All of those items were non-negotiable. If there were lapses during the season, Rodney and Scooter were eager and willing to remind everybody of the rules.

“Winning is all that mattered to us,” Scooter McCray said. “That’s how we played in high school and that’s how we played in Louisville.

“We didn’t care about who got the praise. We didn’t care who took the shots and who scored the points. We just wanted to win.”

The proof was reflected in the scorebook. All five starters eventually played in the NBA but they only averaged between 9.1 (Scooter McCray) and 14.4 (Wagner) points that season. That was the fewest points the leading scorer averaged on any of Crum’s first 20 U of L teams.

Every starter was at least 6 feet 3 inches tall, but nobody was taller than 6-9. They could all defend multiple positions. The guards were willing to rebound. The frontcourt players could handle the ball and pass it with precision.

“That was my best team,” Wagner said.

Rodney McCray started on the 1980 national champions. He did not call the 1983 better than the team Darrell Griffith led to the 1980 title. McCray also would not say that the 1980 squad would beat the 1983 team.

Why?

“Because the 1983 team got after you on defense,” McCray said. “We were totally together the entire year. We were dogs on that team.”

Put the 1983 team down as a team that beat six ranked teams, including eventual national champion North Carolina State, while racing to a 32-4 record.

Put that team down as the group that changed the basketball culture across the entire state of Kentucky.

By beating Kentucky, 80-68 in overtime, in the 1983 Mideast Regional, the Cardinals forced the Wildcats into admitting what the rest of America already knew:

Louisville was clearly Kentucky’s peer. An annual series was added to the schedule the following November.

“No way we were going to lose that game,” Wagner said.

No way that team was going to lose most games. Its first three defeats were by six to Purdue; by 4 at UCLA, which was ranked No. 5, and by 17 at Virginia, which was ranked No. 6 and featured national player of the year Ralph Sampson.

Put that team down as a group that won 16 straight games before their season ended in the epic Welcome to the Future, 94-81, loss to Houston in the national semifinals.

The Cardinals led that game into the second half. If that team had a weakness, it was depth. After Forrest suffered a knee injury that ended his season after seven games, Crum was essentially limited to seven guys — the starters, plus two freshmen off the bench (Thompson and Hall).

The 1983 Final Four was played at The Pit, the home arena of the University of New Mexico in Albuquerque. The elevation in Albuquerque is 5,312, nearly the same as Denver.

Jones and Scooter McCray suffered exercised-induced asthma. After the game, both players required oxygen with Jones being taken to the hospital.

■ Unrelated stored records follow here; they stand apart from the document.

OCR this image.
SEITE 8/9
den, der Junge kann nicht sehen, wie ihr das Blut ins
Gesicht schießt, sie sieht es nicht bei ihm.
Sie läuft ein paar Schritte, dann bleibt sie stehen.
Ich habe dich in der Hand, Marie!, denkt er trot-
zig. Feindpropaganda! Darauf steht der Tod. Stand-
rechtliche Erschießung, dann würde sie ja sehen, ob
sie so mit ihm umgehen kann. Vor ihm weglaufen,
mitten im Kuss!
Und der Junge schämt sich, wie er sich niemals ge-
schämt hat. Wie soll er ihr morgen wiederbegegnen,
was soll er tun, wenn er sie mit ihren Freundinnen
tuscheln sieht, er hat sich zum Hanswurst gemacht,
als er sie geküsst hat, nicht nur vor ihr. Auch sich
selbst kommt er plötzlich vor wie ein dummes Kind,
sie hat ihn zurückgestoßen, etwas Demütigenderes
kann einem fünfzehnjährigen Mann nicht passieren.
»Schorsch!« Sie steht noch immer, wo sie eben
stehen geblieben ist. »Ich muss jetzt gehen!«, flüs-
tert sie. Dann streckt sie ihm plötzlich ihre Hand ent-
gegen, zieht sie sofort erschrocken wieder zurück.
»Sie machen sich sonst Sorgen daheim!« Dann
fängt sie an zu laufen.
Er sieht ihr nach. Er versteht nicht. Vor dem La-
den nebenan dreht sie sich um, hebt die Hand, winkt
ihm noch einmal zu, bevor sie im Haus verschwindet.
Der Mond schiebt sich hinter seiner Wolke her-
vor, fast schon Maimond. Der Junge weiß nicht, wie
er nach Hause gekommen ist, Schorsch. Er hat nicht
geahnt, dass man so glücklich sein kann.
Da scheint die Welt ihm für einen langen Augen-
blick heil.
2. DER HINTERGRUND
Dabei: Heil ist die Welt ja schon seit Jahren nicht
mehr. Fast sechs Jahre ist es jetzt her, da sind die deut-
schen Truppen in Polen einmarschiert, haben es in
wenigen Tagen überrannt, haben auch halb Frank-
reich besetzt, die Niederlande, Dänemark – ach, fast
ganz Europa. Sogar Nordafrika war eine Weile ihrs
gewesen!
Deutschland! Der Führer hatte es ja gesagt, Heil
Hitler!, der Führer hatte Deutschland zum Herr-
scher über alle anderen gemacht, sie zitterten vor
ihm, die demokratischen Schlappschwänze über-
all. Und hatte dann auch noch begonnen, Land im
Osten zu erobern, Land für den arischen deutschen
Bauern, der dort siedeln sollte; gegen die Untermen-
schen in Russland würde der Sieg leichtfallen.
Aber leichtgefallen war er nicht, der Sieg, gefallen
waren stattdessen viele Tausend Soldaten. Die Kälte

Houston featured two eventual Hall of Famers (Hakeem Olajuwon and Clyde Drexler) as well as three other first-round NBA picks. The Cougars played 10 guys, getting 13 points from sub Benny Anders.

Ahead 41-36 at halftime, the Cardinals were outscored, 58-40, in the second half.

“It was a tough loss, but that was a great team,” Wagner said.

“That team was close then, but it’s even closer now,” Gordon said. “We’ve always been there for each other and we always will.”

And they will remain an example of the kind of team Kenny Payne intends to build at the University of Louisville.